In a development, Amazon Bedrock introduces the ability to assess, compare, and choose the optimal foundation models (FMs) tailored to your specific need. The Model Evaluation feature, now in preview, empowers developers with a range of evaluation tools, offering both automatic and human benchmarking options.

The Power of Model Evaluation

Model evaluations play a pivotal role at every stage of development. Developers can leverage the Model Evaluation feature to build generative artificial intelligence (AI) applications with unprecedented ease. This includes experimenting with different models in the platform’s playground environment, streamlining the iterative process by incorporating automatic evaluations, and ensuring quality through human reviews during the launch phase.

Automatic Model Evaluation Made Simple

With automatic model evaluation, developers can seamlessly incorporate their own data or utilize curated datasets and predefined metrics, such as accuracy, robustness, and toxicity. This feature eliminates the complexities of designing and executing custom model evaluation benchmarks. The ease of evaluating models for specific tasks like content summarization, question and answering text classification, and text generation is a game-changer for developers seeking efficiency.

Human Model Evaluation for Custom Metrics

Amazon Bedrock also offers an intuitive human evaluation workflow for subjective metrics like friendliness and style. Developers easily define custom metrics and use their datasets with just a few clicks. The flexibility extends to the choice of leveraging internal teams as reviewers or opting for an AWS-managed team. This simplified approach eradicates the cumbersome effort traditionally associated with building and managing human evaluation workflows.

Crucial Details to Consider

During the preview phase, Amazon Bedrock allows the evaluation and comparison of text-based large language models (LLMs). Developers can select one model for each automatic evaluation job and up to two models for each human evaluation job using their own teams. Additionally, for human evaluation through an AWS-managed team, custom project requirements can be specified.

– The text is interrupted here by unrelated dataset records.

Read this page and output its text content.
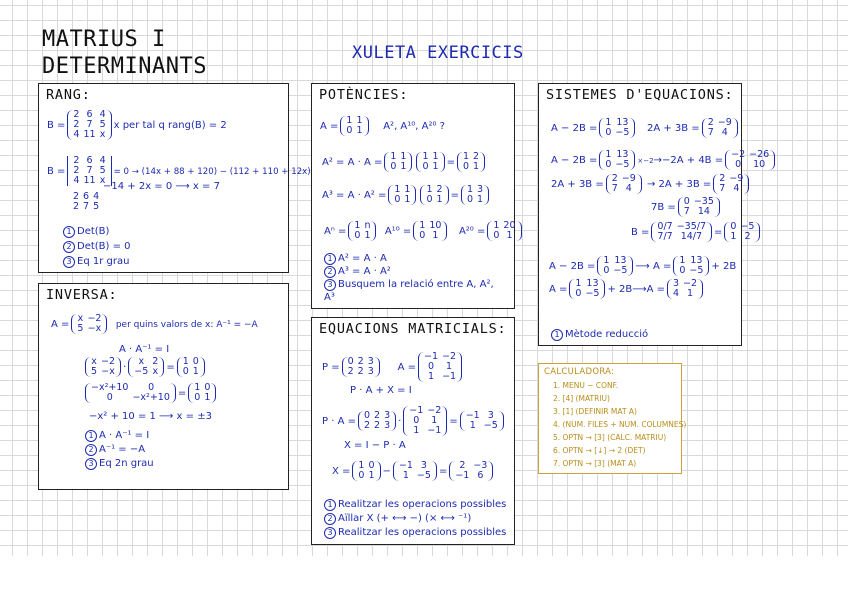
MATRIUS I
DETERMINANTS
XULETA EXERCICIS
RANG:
B =
2	6	4
2	7	5
4	11	x
x per tal q rang(B) = 2
B =
2	6	4
2	7	5
4	11	x
= 0 → (14x + 88 + 120) − (112 + 110 + 12x)
−14 + 2x = 0 ⟶ x = 7
2	6	4
2	7	5
1 Det(B)
2 Det(B) = 0
3 Eq 1r grau
INVERSA:
A =
x	−2
5	−x per quins valors de x: A⁻¹ = −A
A · A⁻¹ = I
x	−2
5	−x ·
x	2
−5	x =
1	0
0	1
−x²+10	0
0	−x²+10 =
1	0
0	1
−x² + 10 = 1 ⟶ x = ±3
1 A · A⁻¹ = I
2 A⁻¹ = −A
3 Eq 2n grau
POTÈNCIES:
A =
1	1
0	1 A², A¹⁰, A²⁰ ?
A² = A · A =
1	1
0	1
1	1
0	1 =
1	2
0	1
A³ = A · A² =
1	1
0	1
1	2
0	1 =
1	3
0	1
Aⁿ =
1	n
0	1 A¹⁰ =
1	10
0	1 A²⁰ =
1	20
0	1
1 A² = A · A
2 A³ = A · A²
3 Busquem la relació entre A, A², A³
EQUACIONS MATRICIALS:
P =
0	2	3
2	2	3 A =
−1	−2
0	1
1	−1
P · A + X = I
P · A =
0	2	3
2	2	3 ·
−1	−2
0	1
1	−1
=
−1	3
1	−5
X = I − P · A
X =
1	0
0	1 −
−1	3
1	−5 =
2	−3
−1	6
1 Realitzar les operacions possibles
2 Aïllar X (+ ⟷ −) (× ⟷ ⁻¹)
3 Realitzar les operacions possibles
SISTEMES D'EQUACIONS:
A − 2B =
1	13
0	−5 2A + 3B =
2	−9
7	4
A − 2B =
1	13
0	−5 ×−2→−2A + 4B =
−2	−26
0	10
2A + 3B =
2	−9
7	4 → 2A + 3B =
2	−9
7	4
7B =
0	−35
7	14
B =
0/7	−35/7
7/7	14/7 =
0	−5
1	2
A − 2B =
1	13
0	−5 ⟶ A =
1	13
0	−5 + 2B
A =
1	13
0	−5 + 2B⟶A =
3	−2
4	1
1 Mètode reducció
CALCULADORA:
1. MENU − CONF.
2. [4] (MATRIU)
3. [1] (DEFINIR MAT A)
4. (NUM. FILES + NUM. COLUMNES)
5. OPTN → [3] (CALC. MATRIU)
6. OPTN → [↓] → 2 (DET)
7. OPTN → [3] (MAT A)
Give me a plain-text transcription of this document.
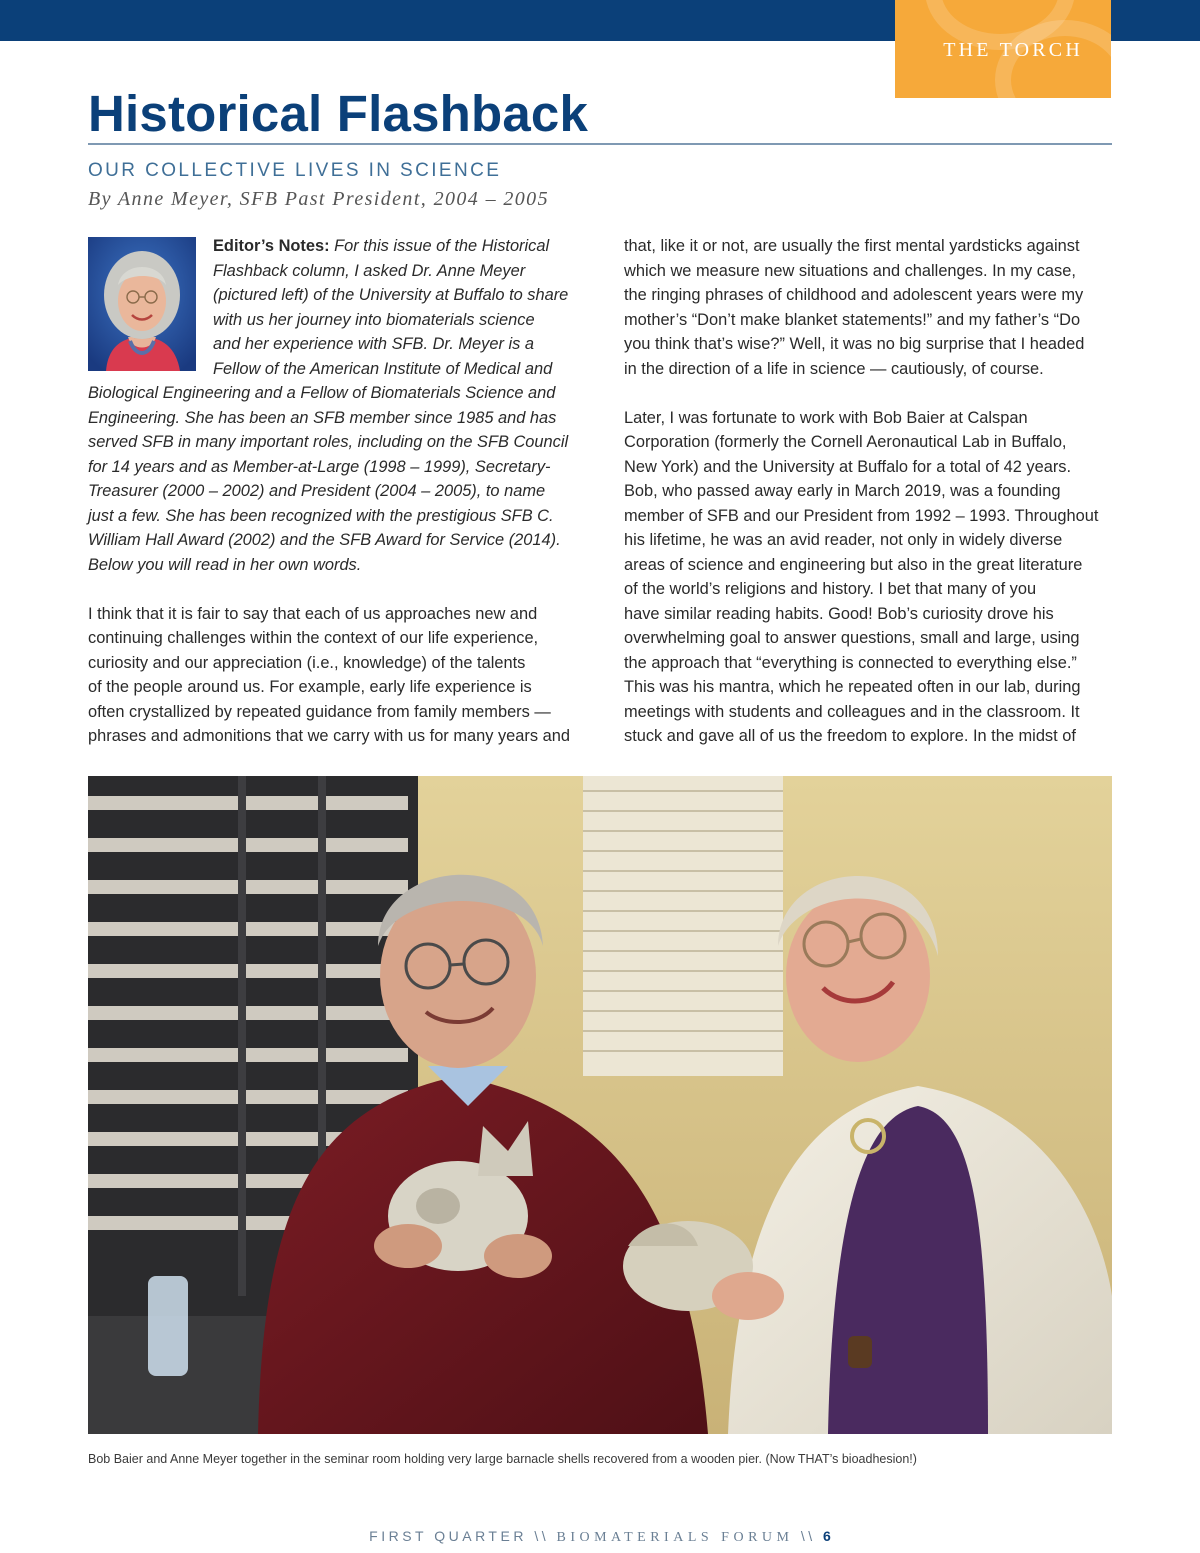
THE TORCH
Historical Flashback
OUR COLLECTIVE LIVES IN SCIENCE
By Anne Meyer, SFB Past President, 2004 – 2005
Editor’s Notes: For this issue of the Historical
Flashback column, I asked Dr. Anne Meyer
(pictured left) of the University at Buffalo to share
with us her journey into biomaterials science
and her experience with SFB. Dr. Meyer is a
Fellow of the American Institute of Medical and
Biological Engineering and a Fellow of Biomaterials Science and
Engineering. She has been an SFB member since 1985 and has
served SFB in many important roles, including on the SFB Council
for 14 years and as Member-at-Large (1998 – 1999), Secretary-
Treasurer (2000 – 2002) and President (2004 – 2005), to name
just a few. She has been recognized with the prestigious SFB C.
William Hall Award (2002) and the SFB Award for Service (2014).
Below you will read in her own words.
I think that it is fair to say that each of us approaches new and
continuing challenges within the context of our life experience,
curiosity and our appreciation (i.e., knowledge) of the talents
of the people around us. For example, early life experience is
often crystallized by repeated guidance from family members —
phrases and admonitions that we carry with us for many years and
that, like it or not, are usually the first mental yardsticks against
which we measure new situations and challenges. In my case,
the ringing phrases of childhood and adolescent years were my
mother’s “Don’t make blanket statements!” and my father’s “Do
you think that’s wise?” Well, it was no big surprise that I headed
in the direction of a life in science — cautiously, of course.
Later, I was fortunate to work with Bob Baier at Calspan
Corporation (formerly the Cornell Aeronautical Lab in Buffalo,
New York) and the University at Buffalo for a total of 42 years.
Bob, who passed away early in March 2019, was a founding
member of SFB and our President from 1992 – 1993. Throughout
his lifetime, he was an avid reader, not only in widely diverse
areas of science and engineering but also in the great literature
of the world’s religions and history. I bet that many of you
have similar reading habits. Good! Bob’s curiosity drove his
overwhelming goal to answer questions, small and large, using
the approach that “everything is connected to everything else.”
This was his mantra, which he repeated often in our lab, during
meetings with students and colleagues and in the classroom. It
stuck and gave all of us the freedom to explore. In the midst of
Bob Baier and Anne Meyer together in the seminar room holding very large barnacle shells recovered from a wooden pier. (Now THAT’s bioadhesion!)
FIRST QUARTER \\ BIOMATERIALS FORUM \\ 6
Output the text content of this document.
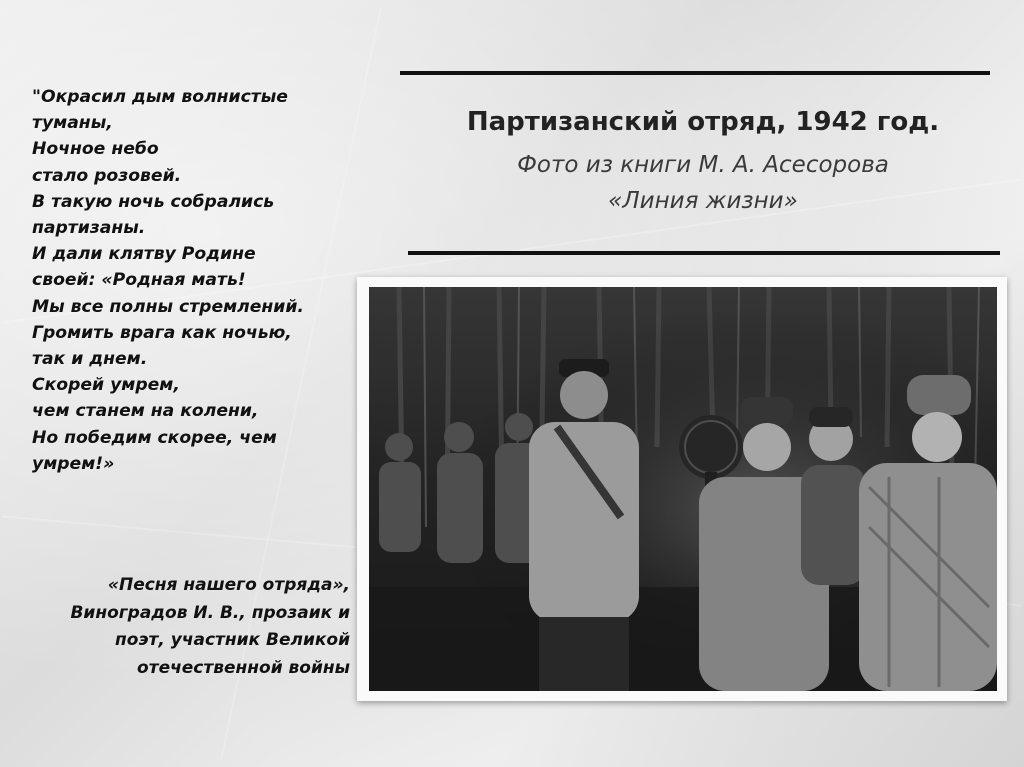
"Окрасил дым волнистые
туманы,
Ночное небо
стало розовей.
В такую ночь собрались
партизаны.
И дали клятву Родине
своей: «Родная мать!
Мы все полны стремлений.
Громить врага как ночью,
так и днем.
Скорей умрем,
чем станем на колени,
Но победим скорее, чем
умрем!»
«Песня нашего отряда»,
Виноградов И. В., прозаик и
поэт, участник Великой
отечественной войны
Партизанский отряд, 1942 год.
Фото из книги М. А. Асесорова
«Линия жизни»
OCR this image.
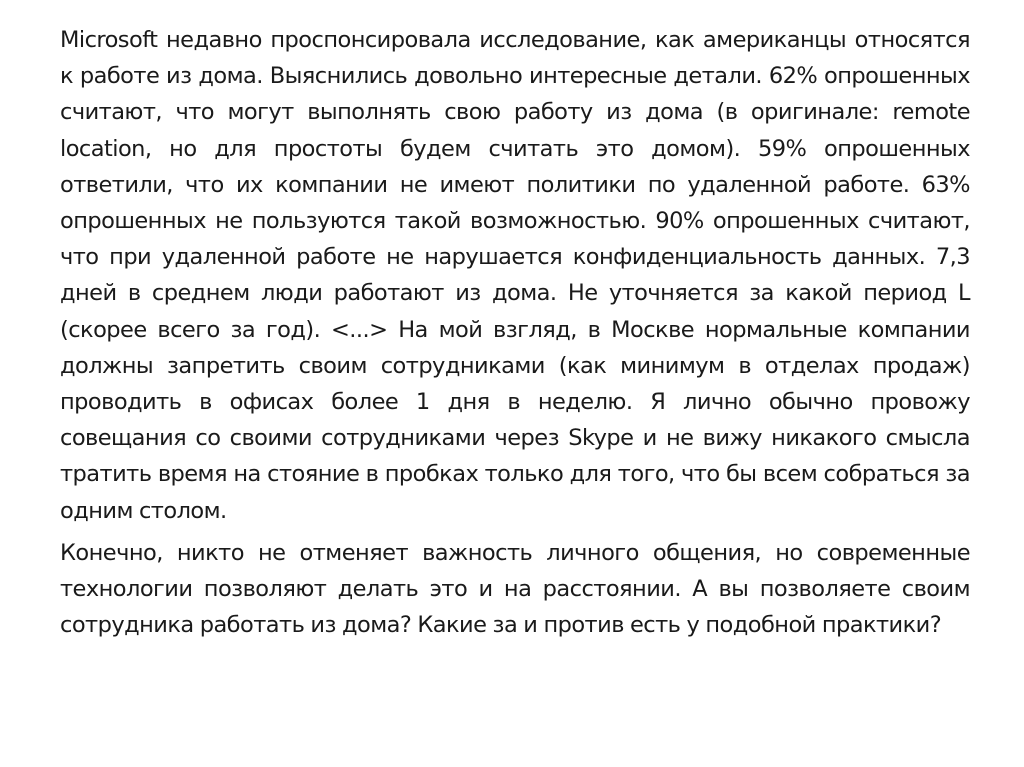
Microsoft недавно проспонсировала исследование, как американцы относятся к работе из дома. Выяснились довольно интересные детали. 62% опрошенных считают, что могут выполнять свою работу из дома (в оригинале: remote location, но для простоты будем считать это домом). 59% опрошенных ответили, что их компании не имеют политики по удаленной работе. 63% опрошенных не пользуются такой возможностью. 90% опрошенных считают, что при удаленной работе не нарушается конфиденциальность данных. 7,3 дней в среднем люди работают из дома. Не уточняется за какой период L (скорее всего за год). <...> На мой взгляд, в Москве нормальные компании должны запретить своим сотрудниками (как минимум в отделах продаж) проводить в офисах более 1 дня в неделю. Я лично обычно провожу совещания со своими сотрудниками через Skype и не вижу никакого смысла тратить время на стояние в пробках только для того, что бы всем собраться за одним столом.

Конечно, никто не отменяет важность личного общения, но современные технологии позволяют делать это и на расстоянии. А вы позволяете своим сотрудника работать из дома? Какие за и против есть у подобной практики?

Pricing is a crucial consideration, and during the preview phase, AWS only charges for the model inference required for evaluations, with no additional fees for human or automatic evaluations. A comprehensive breakdown of Amazon Bedrock Pricing is available to provide clarity on associated costs.

Our Say

Amazon Bedrock’s Model Evaluation empowers developers, marking a significant leap in decision-making for foundation models. Automatic and human evaluation options, simplified workflows, and transparent pricing herald a new era in AI development. Delving deeper into the preview phase, the industry anticipates the transformative impact on artificial intelligence’s landscape. Developers, buckle up – the future of model selection is here.